Wistar Albino rats aged were divided into 5 equal groups. Group I Sham operation, Group II IR (ischemiareperfusion) procedure, Group III IR + intravenous ILO administration, Group IV IR + intraperitoneal BRL administration, and Group V IR + intravenous ILO + intraperitoneal BRL administration group. Two ng/kg/min ILO intravenous infusion was applied to the ILO group. A single dose of 5 mcg/kg BRL intraperitoneal was applied to BRL group. TOS (total oxidant status), TRPA1, and TRPC1 levels were measured with ELISA (enzyme linked immunosorbent assay) in serum, immunohistochemical staining in musculus quadriceps femoris tissue.
Compared with the sham group, the IR group had a statistically significant increase in serum levels of TOS (p = 0.004), TRPA1 (p = 0.002), and TRPC1 (p = 0.008) along with TRPA1- and TRPC1-immunoreactivity (p = 0.005, each) in the tissue.
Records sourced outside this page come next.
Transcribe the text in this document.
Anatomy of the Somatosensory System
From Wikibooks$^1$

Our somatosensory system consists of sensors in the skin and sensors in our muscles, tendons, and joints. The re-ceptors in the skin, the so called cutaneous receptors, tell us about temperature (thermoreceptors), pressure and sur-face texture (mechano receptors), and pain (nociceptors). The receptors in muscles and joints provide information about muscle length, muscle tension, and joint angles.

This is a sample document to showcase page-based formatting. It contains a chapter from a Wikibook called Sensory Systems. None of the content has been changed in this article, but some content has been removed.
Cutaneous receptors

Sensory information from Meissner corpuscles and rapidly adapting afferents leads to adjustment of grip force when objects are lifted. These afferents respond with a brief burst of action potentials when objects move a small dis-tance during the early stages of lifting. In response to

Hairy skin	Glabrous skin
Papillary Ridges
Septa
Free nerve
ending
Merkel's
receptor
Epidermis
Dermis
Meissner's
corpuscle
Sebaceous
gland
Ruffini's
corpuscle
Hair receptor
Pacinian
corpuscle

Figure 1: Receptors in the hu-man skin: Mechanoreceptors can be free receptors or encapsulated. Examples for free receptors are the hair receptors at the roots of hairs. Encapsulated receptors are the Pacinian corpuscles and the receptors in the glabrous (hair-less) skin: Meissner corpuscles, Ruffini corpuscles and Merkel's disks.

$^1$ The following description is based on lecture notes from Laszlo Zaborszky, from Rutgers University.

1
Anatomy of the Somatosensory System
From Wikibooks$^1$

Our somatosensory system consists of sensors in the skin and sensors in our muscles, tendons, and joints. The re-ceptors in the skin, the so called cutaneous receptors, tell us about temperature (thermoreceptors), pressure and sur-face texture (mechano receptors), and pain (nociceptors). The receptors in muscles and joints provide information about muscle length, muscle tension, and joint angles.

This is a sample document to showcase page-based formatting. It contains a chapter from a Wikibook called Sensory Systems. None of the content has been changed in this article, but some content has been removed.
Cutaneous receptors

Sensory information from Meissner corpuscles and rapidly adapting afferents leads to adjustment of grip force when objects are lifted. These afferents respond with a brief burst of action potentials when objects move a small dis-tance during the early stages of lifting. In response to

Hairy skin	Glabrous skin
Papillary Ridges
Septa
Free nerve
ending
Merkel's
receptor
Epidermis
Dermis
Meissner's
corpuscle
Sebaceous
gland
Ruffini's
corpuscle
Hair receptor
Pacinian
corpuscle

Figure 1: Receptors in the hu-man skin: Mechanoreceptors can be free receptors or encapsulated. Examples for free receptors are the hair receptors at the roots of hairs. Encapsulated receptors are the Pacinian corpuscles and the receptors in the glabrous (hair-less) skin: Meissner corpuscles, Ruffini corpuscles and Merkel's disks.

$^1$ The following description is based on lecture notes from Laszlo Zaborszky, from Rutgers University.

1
When compared with the IR group in terms of serum levels of TRPA1 and tissue TRPA1-immunoreactivity, although there was no statistically significant difference in the IR+Ilo (p = 0.257 and p = 0.429, respectively), IR+Brl (p = 0.024 and p = 0.177, respectively), and IR+Ilo+Brl (p = 0.024 and p = 0.329, respectively) groups, serum levels of TOS and TRPC1 along with tissue TRPC1-immunoreactivity were statistically significantly reduced in the IR+Ilo (p = 0.002, p = 0.008, and p = 0.004, respectively), IR+Brl (p = 0.004, p = 0.008, and p = 0.004, respectively), and IR+Ilo+Brl groups (p = 0.002, p = 0.008, and p = 0.004, respectively).
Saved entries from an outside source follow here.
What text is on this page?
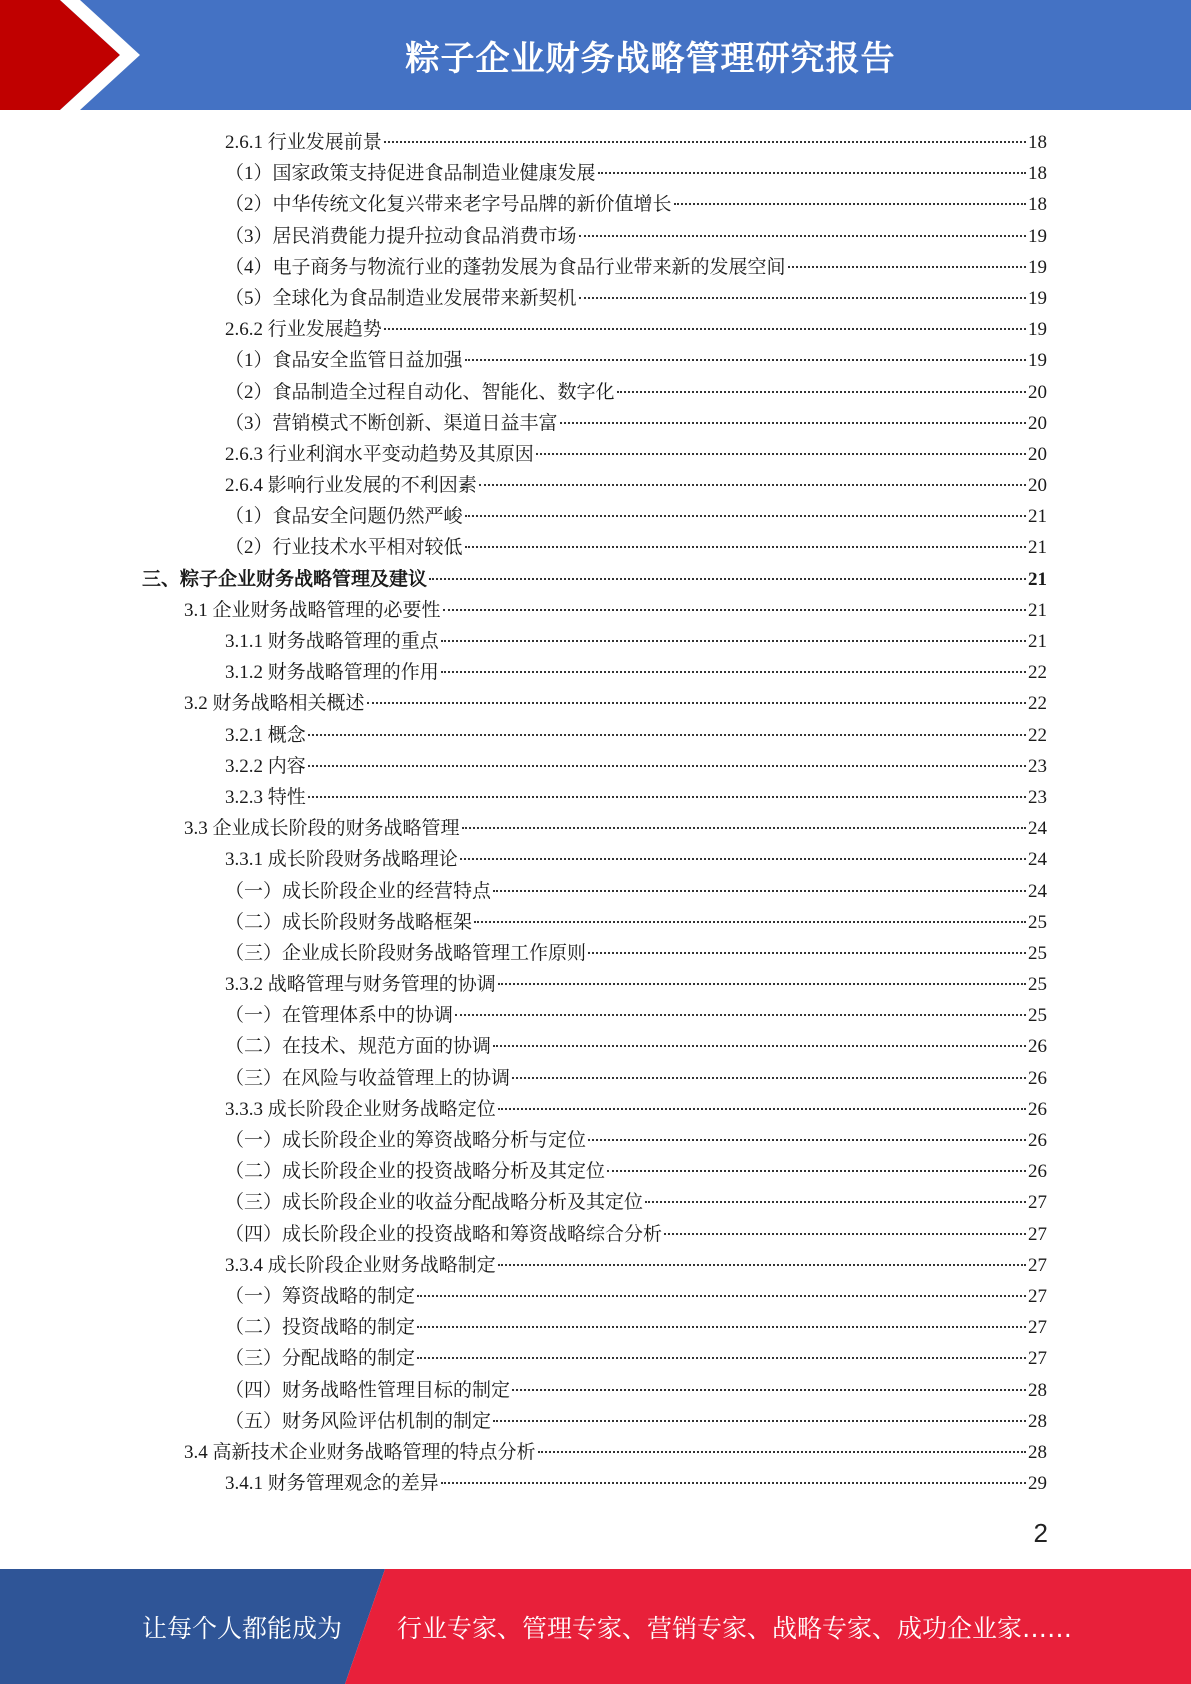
粽子企业财务战略管理研究报告
2.6.1 行业发展前景	18
（1）国家政策支持促进食品制造业健康发展	18
（2）中华传统文化复兴带来老字号品牌的新价值增长	18
（3）居民消费能力提升拉动食品消费市场	19
（4）电子商务与物流行业的蓬勃发展为食品行业带来新的发展空间	19
（5）全球化为食品制造业发展带来新契机	19
2.6.2 行业发展趋势	19
（1）食品安全监管日益加强	19
（2）食品制造全过程自动化、智能化、数字化	20
（3）营销模式不断创新、渠道日益丰富	20
2.6.3 行业利润水平变动趋势及其原因	20
2.6.4 影响行业发展的不利因素	20
（1）食品安全问题仍然严峻	21
（2）行业技术水平相对较低	21
三、粽子企业财务战略管理及建议	21
3.1 企业财务战略管理的必要性	21
3.1.1 财务战略管理的重点	21
3.1.2 财务战略管理的作用	22
3.2 财务战略相关概述	22
3.2.1 概念	22
3.2.2 内容	23
3.2.3 特性	23
3.3 企业成长阶段的财务战略管理	24
3.3.1 成长阶段财务战略理论	24
（一）成长阶段企业的经营特点	24
（二）成长阶段财务战略框架	25
（三）企业成长阶段财务战略管理工作原则	25
3.3.2 战略管理与财务管理的协调	25
（一）在管理体系中的协调	25
（二）在技术、规范方面的协调	26
（三）在风险与收益管理上的协调	26
3.3.3 成长阶段企业财务战略定位	26
（一）成长阶段企业的筹资战略分析与定位	26
（二）成长阶段企业的投资战略分析及其定位	26
（三）成长阶段企业的收益分配战略分析及其定位	27
（四）成长阶段企业的投资战略和筹资战略综合分析	27
3.3.4 成长阶段企业财务战略制定	27
（一）筹资战略的制定	27
（二）投资战略的制定	27
（三）分配战略的制定	27
（四）财务战略性管理目标的制定	28
（五）财务风险评估机制的制定	28
3.4 高新技术企业财务战略管理的特点分析	28
3.4.1 财务管理观念的差异	29
2
让每个人都能成为 行业专家、管理专家、营销专家、战略专家、成功企业家……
In IR group serum TOS, TRPA1 and TRPC1 levels ,and tissue TRPA1 and TRPC1 immunoreactivity were statistically significant increase when compared to the sham group. In IR+ILO, IR+BRL and IR+ILO+BRL groups serum TRPA1 and tissue TRPA1 immunoreactivity did not change when compared to IR group. Serum TOS and TRPC1 levels, tissue TRPC1 immunoreactivty were statistically significant decreased when compared to IR group. More detailed and expanded population studies are needed to discuss our results.
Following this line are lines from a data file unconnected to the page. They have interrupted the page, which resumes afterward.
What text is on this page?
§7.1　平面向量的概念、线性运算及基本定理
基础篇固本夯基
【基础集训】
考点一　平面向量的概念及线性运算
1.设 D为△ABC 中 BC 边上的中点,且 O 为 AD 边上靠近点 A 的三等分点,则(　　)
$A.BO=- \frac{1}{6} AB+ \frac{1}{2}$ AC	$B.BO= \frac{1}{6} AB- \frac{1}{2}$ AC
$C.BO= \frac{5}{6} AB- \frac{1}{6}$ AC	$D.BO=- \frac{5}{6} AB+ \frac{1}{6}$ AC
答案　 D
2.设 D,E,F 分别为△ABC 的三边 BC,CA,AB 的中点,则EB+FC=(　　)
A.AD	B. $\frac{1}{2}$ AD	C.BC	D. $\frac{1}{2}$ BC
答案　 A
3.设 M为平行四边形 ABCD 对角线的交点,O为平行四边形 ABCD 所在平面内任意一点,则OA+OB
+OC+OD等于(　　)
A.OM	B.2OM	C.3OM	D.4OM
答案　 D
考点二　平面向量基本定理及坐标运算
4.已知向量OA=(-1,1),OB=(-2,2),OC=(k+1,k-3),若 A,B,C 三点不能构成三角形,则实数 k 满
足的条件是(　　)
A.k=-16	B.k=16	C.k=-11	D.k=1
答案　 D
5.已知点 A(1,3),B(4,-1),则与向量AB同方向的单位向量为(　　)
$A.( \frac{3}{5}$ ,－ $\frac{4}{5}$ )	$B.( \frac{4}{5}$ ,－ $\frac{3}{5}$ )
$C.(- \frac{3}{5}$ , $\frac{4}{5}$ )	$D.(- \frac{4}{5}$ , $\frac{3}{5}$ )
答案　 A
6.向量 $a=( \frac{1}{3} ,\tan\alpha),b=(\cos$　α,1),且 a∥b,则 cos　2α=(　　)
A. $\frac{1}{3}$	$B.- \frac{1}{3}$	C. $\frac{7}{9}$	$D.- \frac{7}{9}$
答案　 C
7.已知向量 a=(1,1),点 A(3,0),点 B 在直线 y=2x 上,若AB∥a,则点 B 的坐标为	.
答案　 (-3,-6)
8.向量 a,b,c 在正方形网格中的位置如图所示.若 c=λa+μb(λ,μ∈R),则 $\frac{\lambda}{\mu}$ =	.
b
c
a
在这项研究中,我们旨在探讨抗氧化剂伊洛前列素(ILO)和β3 肾上腺素能受体激动剂(BRL)对实验性缺血再灌注损伤模型中瞬时受体电位锚蛋白 1(TRPA1)和瞬时受体电位经典型 1(TRPC1)离子通道的影响,共纳入 30 只 8-10 周龄雄性 Wistar 白化大鼠。
Wistar 白化大鼠分为 5 组,假手术组(I 组)、缺血再灌注组(II 组)、伊洛前列素静脉注射组(III 组)、BRL 腹腔注射组(IV 组)和伊洛前列素静脉注射+BRL 腹腔注射组(V 组)。ILO 组给予 2ng/kg/min 伊洛前列素静脉输注,BRL 组给予 5μg/kg 单次腹腔内注射。酶联免疫吸附试验(ELISA)检测血清中总氧化状态(TOS)、TRPA1 和 TRPC1 水平,免疫组织化学染色检测股四头肌组织中 TRPA1 和 TRPC1 的免疫反应性。
与假手术组相比,缺血再灌注组血清 TOS(p=0.004)、TRPA1(p=0.002)和 TRPC1(p=0.008)水平以及组织中 TRPA1 和 TRPC1 免疫反应性(p=0.005,各)均显著升高。与缺血再灌注组相比,虽然伊洛前列素组(p=0.257 和 p=0.429)、BRL 组(p=0.024 和 p=0.177)和伊洛前列素+BRL 组(p=0.024 和 p=0.329)血清 TRPA1 和组织 TRPA1 免疫反应性无统计学差异,但伊洛前列素组(p=0.002,p=0.008,p=0.004)、BRL 组(p=0.004,p=0.008,p=0.004)和伊洛前列素+BRL 组(p=0.002,p=0.008,p=0.004)血清 TOS 和 TRPC1 以及组织 TRPC1 免疫反应性均显著降低。
与假手术组相比,缺血再灌注组血清 TOS、TRPA1 和 TRPC1 水平以及组织 TRPA1 和 TRPC1 免疫反应性均显著升高。与缺血再灌注组相比,伊洛前列素组、BRL 组和伊洛前列素+BRL 组血清 TRPA1 和组织 TRPA1 免疫反应性无明显变化。与缺血再灌注组相比,伊洛前列素组、BRL 组和伊洛前列素+BRL 组血清 TOS 和 TRPC1 水平以及组织 TRPC1 免疫反应性均显著降低。需要更多详细和广泛的人群研究来讨论我们的结果。